Busted: 10 Big Data Myths Exploded
If a little bit of data is good, then a lot of data must be great, right? That's like saying if a cool breeze feels nice on a warm summer day, then a tornado will make you feel ecstatic.
Perhaps a better analogy for big data is a high-spirited champion racehorse: With the proper training and a talented jockey up, the thoroughbred can set course records, but minus the training and rider, the powerful animal would never make it into the starting gate.
To ensure your organization's big data plans stay on track, you need to dispel these 10 common misconceptions about the technology.
1. Big data simply means 'lots of data': At its core, big data describes how structured or unstructured data combine with social media analytics, IoT data, and other external sources to tell a "bigger story." That story may be a macro description of an organization's operation or a big-picture view that can't be captured using traditional analytic methods. A simple measure of the volume of data involved is insignificant from an intelligence-gathering perspective.

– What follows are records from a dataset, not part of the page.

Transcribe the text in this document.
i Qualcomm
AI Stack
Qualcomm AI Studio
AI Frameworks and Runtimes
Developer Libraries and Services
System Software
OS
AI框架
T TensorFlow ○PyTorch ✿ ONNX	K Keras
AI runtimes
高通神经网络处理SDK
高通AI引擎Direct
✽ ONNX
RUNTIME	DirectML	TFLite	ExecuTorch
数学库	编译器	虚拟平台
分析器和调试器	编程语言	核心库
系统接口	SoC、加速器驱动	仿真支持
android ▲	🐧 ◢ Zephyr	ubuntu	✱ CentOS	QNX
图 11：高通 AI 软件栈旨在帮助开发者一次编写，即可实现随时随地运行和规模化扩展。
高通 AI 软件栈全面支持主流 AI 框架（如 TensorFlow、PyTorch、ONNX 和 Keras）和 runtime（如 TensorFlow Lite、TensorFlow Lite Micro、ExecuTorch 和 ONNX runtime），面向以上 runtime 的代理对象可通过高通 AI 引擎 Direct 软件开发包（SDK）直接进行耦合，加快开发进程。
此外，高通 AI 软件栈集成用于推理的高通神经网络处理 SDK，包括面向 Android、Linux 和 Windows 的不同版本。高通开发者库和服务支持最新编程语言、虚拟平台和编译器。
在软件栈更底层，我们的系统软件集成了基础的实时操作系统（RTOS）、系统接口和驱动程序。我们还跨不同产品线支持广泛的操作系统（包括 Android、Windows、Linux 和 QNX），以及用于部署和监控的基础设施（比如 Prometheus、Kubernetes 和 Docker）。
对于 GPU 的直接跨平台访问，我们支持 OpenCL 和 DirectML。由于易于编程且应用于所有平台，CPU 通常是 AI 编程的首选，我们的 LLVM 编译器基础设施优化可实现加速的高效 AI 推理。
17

2. Big data needs to be clean as a whistle: In the world of business analytics, there is no such thing as "too fast." Conversely, in the IT world, there is no such thing as "garbage in, gold out." Just how clean is your data? One way to find out is to run your analytics app, which can identify weaknesses in your data collections. Once those weaknesses are addressed, run the analytics again to highlight the "cleaned up" areas.
3. All the human analysts will be replaced by machine algorithms: The recommendations of data scientists are not always implemented by the business managers on the front lines. Industry executive Arijit Sengupta states in a TechRepublic article that the proposals are often more difficult to put in place than the scientists project. However, relying too much on machine-learning algorithms can be just as challenging. Sengupta says machine algorithms tell you what to do, but they don't explain why you're doing it. That makes it difficult to integrate analytics with the rest of the company's strategic planning.
4. Data lakes are a thing: According to Toyota Research Institute data scientist Jim Adler, the huge storage repositories housing massive amounts of structured and unstructured data that some IT managers envision simply don't exist. Organizations don't indiscriminately dump all their data into one shared pool. The data is "carefully curated" in a department silo that encourages "focused expertise," Adler states. This is the only way to deliver the transparency and accountability required for compliance and other governance needs.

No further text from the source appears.